España contra España, otra vez
La selección de Luis De la Fuente ha demostrado que puede ganar a cualquiera, lo cual no impide que ese misma cualquiera nos pueda arruinar el carnaval


Supongo que echo de menos aquella España tragicómica que nunca se sentía favorita en los grandes eventos internacionales, si acaso en Eurovisión, casi siempre con desastroso desenlace. El nuestro era un país que confiaba en Sergio Dalma, o en Serafín Zubiri, mientras sospechaba abiertamente de Rafael Gordillo, Manu Sarabia o Pep Guardiola. Un país de toreros que ante la duda prefería aplaudir al toro, como sugirió en cierta ocasión Luis Aragonés. A él le debemos una gran parte de aquella osadía: la de poner a los mejores para poder mirar de frente al resto de grandes selecciones, aunque por estatura nos faltasen dos palmos para cumplir fielmente con el requisito.

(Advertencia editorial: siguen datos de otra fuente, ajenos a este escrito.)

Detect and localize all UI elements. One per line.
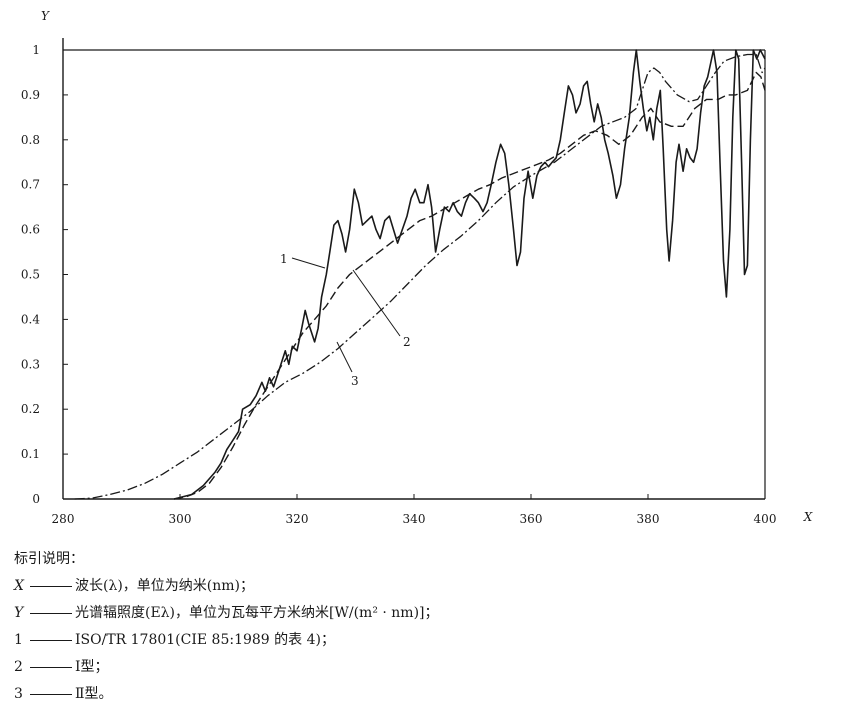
y-tick-label: 0.8 [21, 133, 40, 147]
legend-key: X [14, 578, 24, 594]
axis-ticks: 280 300 320 340 360 380 400 0 0.1 0.2 0.3 0.4 0.5 0.6… [21, 43, 777, 526]
y-tick-label: 0.5 [21, 268, 40, 282]
legend-title: 标引说明： [14, 551, 84, 567]
legend: 标引说明： X 波长(λ)，单位为纳米(nm)； Y 光谱辐照度(Eλ)，单位为瓦每… [14, 546, 439, 708]
legend-key: Y [14, 605, 24, 621]
x-tick-label: 380 [637, 512, 660, 526]
legend-dash [30, 693, 72, 695]
x-tick-label: 320 [286, 512, 309, 526]
legend-row-y: Y 光谱辐照度(Eλ)，单位为瓦每平方米纳米[W/(m² · nm)]； [14, 600, 439, 627]
curve-3-leader [336, 341, 353, 373]
legend-row-x: X 波长(λ)，单位为纳米(nm)； [14, 573, 439, 600]
x-axis-label: X [803, 510, 813, 524]
legend-key: 2 [14, 659, 23, 675]
curve-1-leader [291, 257, 326, 269]
x-tick-label: 360 [520, 512, 543, 526]
x-tick-label: 280 [52, 512, 75, 526]
y-tick-label: 0.4 [21, 312, 40, 326]
x-tick-label: 300 [169, 512, 192, 526]
legend-dash [30, 666, 72, 668]
legend-text: 波长(λ)，单位为纳米(nm)； [75, 578, 255, 594]
legend-text: ISO/TR 17801(CIE 85:1989 的表 4)； [75, 632, 335, 648]
legend-text: Ⅱ型。 [75, 686, 113, 702]
y-tick-label: 0.9 [21, 88, 40, 102]
legend-text: 光谱辐照度(Eλ)，单位为瓦每平方米纳米[W/(m² · nm)]； [75, 605, 439, 621]
legend-row-2: 2 Ⅰ型； [14, 654, 439, 681]
legend-row-3: 3 Ⅱ型。 [14, 681, 439, 708]
y-tick-label: 0 [32, 492, 40, 506]
spectral-irradiance-chart: 280 300 320 340 360 380 400 0 0.1 0.2 0.3 0.4 0.5 0.6… [21, 9, 813, 526]
y-tick-label: 1 [32, 43, 40, 57]
curve-2-line [173, 71, 766, 500]
legend-text: Ⅰ型； [75, 659, 109, 675]
legend-key: 3 [14, 686, 23, 702]
legend-row-1: 1 ISO/TR 17801(CIE 85:1989 的表 4)； [14, 627, 439, 654]
curve-1-label: 1 [280, 252, 288, 266]
curve-3-line [74, 53, 766, 500]
legend-dash [30, 612, 72, 614]
y-tick-label: 0.7 [21, 178, 40, 192]
y-tick-label: 0.3 [21, 357, 40, 371]
curve-2-label: 2 [403, 335, 411, 349]
y-tick-label: 0.1 [21, 447, 40, 461]
curves [74, 49, 766, 500]
legend-key: 1 [14, 632, 23, 648]
curve-1-line [173, 49, 766, 500]
y-axis-label: Y [41, 9, 50, 23]
axes [62, 38, 766, 500]
legend-dash [30, 639, 72, 641]
curve-2-leader [352, 269, 401, 337]
x-tick-label: 400 [754, 512, 777, 526]
y-tick-label: 0.2 [21, 402, 40, 416]
curve-3-label: 3 [351, 374, 359, 388]
y-tick-label: 0.6 [21, 223, 40, 237]
x-tick-label: 340 [403, 512, 426, 526]
curve-callouts: 1 2 3 [280, 252, 411, 388]
legend-dash [30, 585, 72, 587]
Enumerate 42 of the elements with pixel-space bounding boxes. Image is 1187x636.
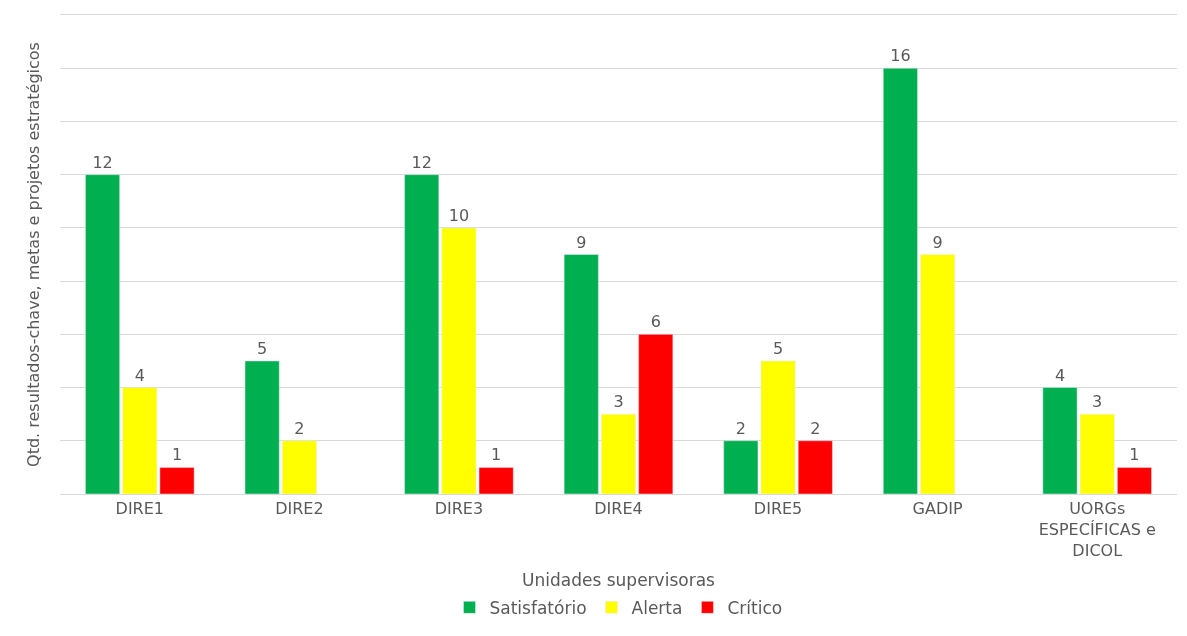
data-label: 12	[92, 152, 113, 172]
bar	[404, 174, 440, 494]
x-tick-label: DIRE1	[115, 499, 165, 519]
data-label: 3	[613, 392, 624, 412]
data-label: 1	[171, 445, 183, 465]
legend-label: Crítico	[727, 597, 783, 618]
bar	[244, 360, 280, 494]
data-label: 10	[448, 205, 470, 225]
x-tick-label: GADIP	[912, 499, 964, 519]
y-axis-title: Qtd. resultados-chave, metas e projetos estratégicos	[23, 42, 43, 467]
data-label: 1	[1129, 445, 1140, 465]
bar	[601, 413, 636, 494]
data-label: 16	[890, 46, 911, 66]
data-label: 2	[810, 418, 821, 438]
legend-label: Satisfatório	[489, 597, 587, 618]
x-tick-label: DIRE2	[275, 499, 324, 519]
data-label: 5	[257, 338, 268, 358]
data-label: 12	[411, 152, 432, 172]
x-tick-label: DIRE5	[753, 499, 803, 519]
x-tick-label: UORGs ESPECÍFICAS e DICOL	[1038, 499, 1156, 560]
data-label: 9	[932, 232, 943, 252]
legend-label: Alerta	[631, 597, 683, 618]
data-label: 5	[772, 338, 784, 358]
x-axis-title: Unidades supervisoras	[522, 570, 716, 591]
bar	[281, 440, 317, 494]
bar	[638, 334, 674, 494]
bar	[920, 254, 956, 494]
data-label: 9	[576, 232, 587, 252]
x-tick-label: DIRE4	[594, 499, 643, 519]
bar	[797, 440, 833, 494]
bar	[563, 254, 599, 494]
bar	[85, 174, 120, 494]
bar	[1117, 467, 1152, 494]
x-tick-label: DIRE3	[434, 499, 484, 519]
data-label: 6	[650, 312, 661, 332]
data-label: 1	[491, 445, 502, 465]
bar	[883, 67, 918, 494]
data-label: 4	[1054, 365, 1066, 385]
data-label: 2	[294, 418, 305, 438]
data-label: 3	[1092, 392, 1103, 412]
data-label: 4	[134, 365, 145, 385]
data-label: 2	[735, 418, 746, 438]
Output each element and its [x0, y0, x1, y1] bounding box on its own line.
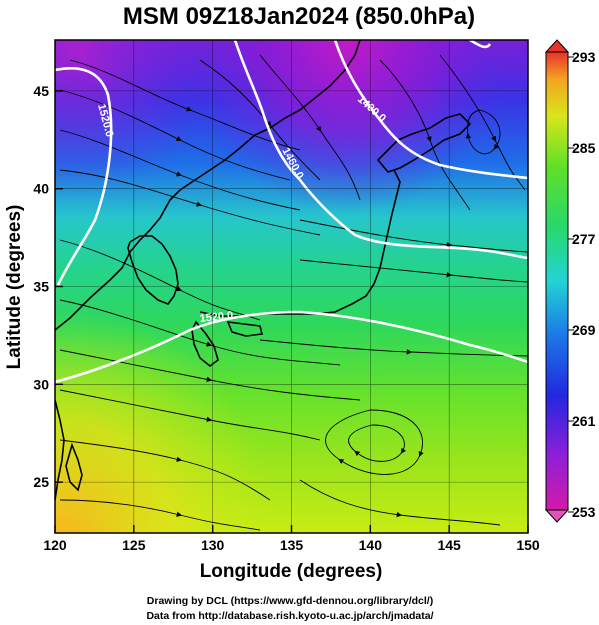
coastline-korea: [127, 235, 179, 305]
streamline-eddy: [325, 409, 424, 475]
colorbar-top-arrow: [544, 39, 570, 53]
chart-title: MSM 09Z18Jan2024 (850.0hPa): [123, 3, 475, 30]
coastlines: [55, 40, 472, 501]
streamline: [199, 59, 321, 181]
y-tick-label: 45: [33, 83, 49, 99]
y-tick-label: 25: [33, 474, 49, 490]
streamline: [379, 59, 471, 211]
x-tick-label: 135: [280, 537, 304, 553]
streamline: [299, 479, 501, 526]
y-axis-label: Latitude (degrees): [4, 205, 25, 370]
colorbar-tick-label: 277: [572, 231, 596, 247]
streamline: [59, 349, 361, 401]
x-tick-label: 145: [437, 537, 461, 553]
streamline: [259, 339, 528, 357]
height-contours: [55, 40, 528, 384]
colorbar-bottom-arrow: [544, 509, 570, 523]
x-tick-label: 125: [122, 537, 146, 553]
streamline-eddy: [465, 109, 501, 155]
colorbar-tick-label: 253: [572, 504, 596, 520]
x-axis: 120 125 130 135 140 145 150: [43, 525, 540, 553]
grid-lines: [55, 40, 528, 533]
streamline: [259, 54, 361, 201]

España está de moda otra vez. Se siente fuerte, poderosa, favorita. En la calle, en los quioscos y hasta en el caminar sereno de esas señoras mayores que van a misa de ocho con gafas de sol, se respira esa mezcla inconfundible de optimismo y soberbia que suele abrirse paso en nuestro país cuando la selección enlaza victorias sin esfuerzo aparente. Todo nos parece bien, incluso rezarle al balón, porque los análisis se convierten en profecías y a los futbolistas se les viste de santos para desvestir a quien sea necesario, ya lo dice el refrán. ¿Y por qué no nosotros?, dispara el reflejo estilizado que nos devuelve cualquier escaparate. Preguntas de nuevo rico que nunca se haría la España de antaño.
Nos gusta tanto ganar que a veces no controlamos los tiempos. Vamos un paso por delante de las predicciones más optimistas porque España va bien, lo dice hasta Donald Trump, que confunde el fuera de juego con la frontera. Y ahora mismo el país entero parece dispuesto a creerse el próximo rey del fútbol, aunque todavía falte un año para el próximo Mundial y el correspondiente torneo para confirmar que, esta vez sí, sabemos lo que nos hacemos. No son malos antecedentes presentarse a la cita como actuales campeones de Europa y tras una clasificación hasta ahora inmaculada. En cierto modo somos como esos fumadores que juran haber dejado el tabaco en cada calada, que siempre es la última: el triunfalismo es, de repente, nuestro vicio nacional tras una larga travesía por el desierto llamando oasis a los estancos.
No pasa nada por mostrarse abiertamente optimistas, pero siempre con discreción: los bueyes delante del carro y no al revés. Se puede festejar el momento sin necesidad de organizar un desfile, analizar sin coronar, disfrutar sin jugarse la universidad de los críos en apuestas que damos por seguras. La selección de Luis De la Fuente ha demostrado que puede ganar a cualquiera, lo cual no impide que cualquiera nos pueda arruinar el carnaval. “Cuidado con la fiesta anticipada, que nos la quitan del fuciño”, dice la primera carta del apóstol San Arsenio a los coruñeses. Nueva o seminueva, esta sigue siendo la misma España que, al primer tropezón, te convierte el entusiasmo en autopsia.
Sentirnos al fin favoritos tiene algo de alivio, hasta que llega el momento de demostrarlo. Es ahí donde el aplauso preliminar se convierte en plomo, una losa invisible que ha aplastado futbolistas tan buenos como los nuestros en cualquier latitud imaginable. Pregunten en Francia, Alemania, Inglaterra, Argentina o Brasil. Sería un gran paso que nuestros jugadores se presenten en Estados Unidos sin el ruido de fondo que siempre acompaña a los himnos y a los adjetivos. Y ojalá campeonemos, aunque solo sea por demostrar a los desencantados del Bailar pegados que el entusiasmo no siempre conduce a la ruina.